Autoimmune diseases occur when an individual's immune system fights their own body as if it was a foreign invader. However, in healthy people, these responses are prevented by a process known as immune tolerance.

Many complex biological mechanisms maintain the necessary balance between immune activation and suppression to ensure immune tolerance does not prevent the body from effectively fighting pathogens.

In a new study published in PNAS, a group of researchers from the University of Tsukuba uncovered how the relationship between two receptors called DNAM-1 and TIGIT helps preserve the balance for optimal immune function. Both of these molecules have previously been studied in a subset of immune cells called regulatory T cells, or Tregs.

Tregs are crucial mediators of immune tolerance and autoimmunity prevention. Treg activity is typically inhibited during inflammatory reactions to infection to allow the body to efficiently fight and clear the invader. However, the molecular mechanisms that control this balance in Treg behavior are not fully understood. When a specific activating molecule (CD155) binds to the receptors DNAM-1 and TIGIT, they trigger signals that tell the T cells how to behave and what functions to perform.

The Tsukuba team found that DNAM-1 and TGIT compete for CD155 under inflammatory conditions. When CD155 binds to DNAM-1, this receptor sends messages that tell the immune system to wake up and activate.
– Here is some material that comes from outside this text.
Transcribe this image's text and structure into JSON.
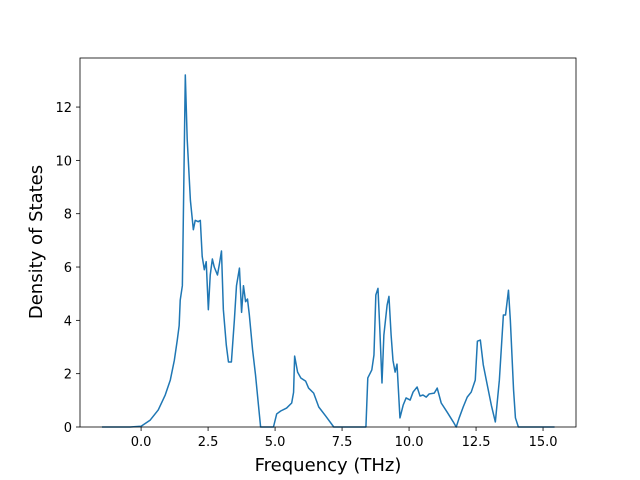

However, when CD155 binds to TIGIT, this receptor acts the opposite way and suppresses the immune system, thereby telling the T cells to stop activating.

To investigate the molecular interplay between DNAM-1 and TIGIT, the researchers studied mice (an acute graft-versus-host disease mouse model) infused with either Tregs lacking DNAM-1 or normal Tregs.

We found that the absence of DNAM-1 resulted in enhanced TIGIT-mediated signaling. This shift in balance occurs because more CD155 is available to bind to TIGIT when DNAM-1 is not present. This help the Tregs maintain immune suppression during periods of inflammation. We observed similar dynamics in a humanized mouse model, supporting the relevance of these findings to humans."

Kazuko Shibuya, Study Senior Author and Professor, University of Tsukuba

In short, this mechanism helps tell the Tregs to not block the immune system when a true danger is lurking.

Given that Tregs play an important role in autoimmune diseases, the results suggest that the balance between DNAM-1 and TIGIT may be improperly regulated in individuals suffering from autoimmunity. This potential disease mechanism will be the focus of future research. These findings in mice suggest DNAM-1 could be used as a novel molecular target for treating autoimmune diseases.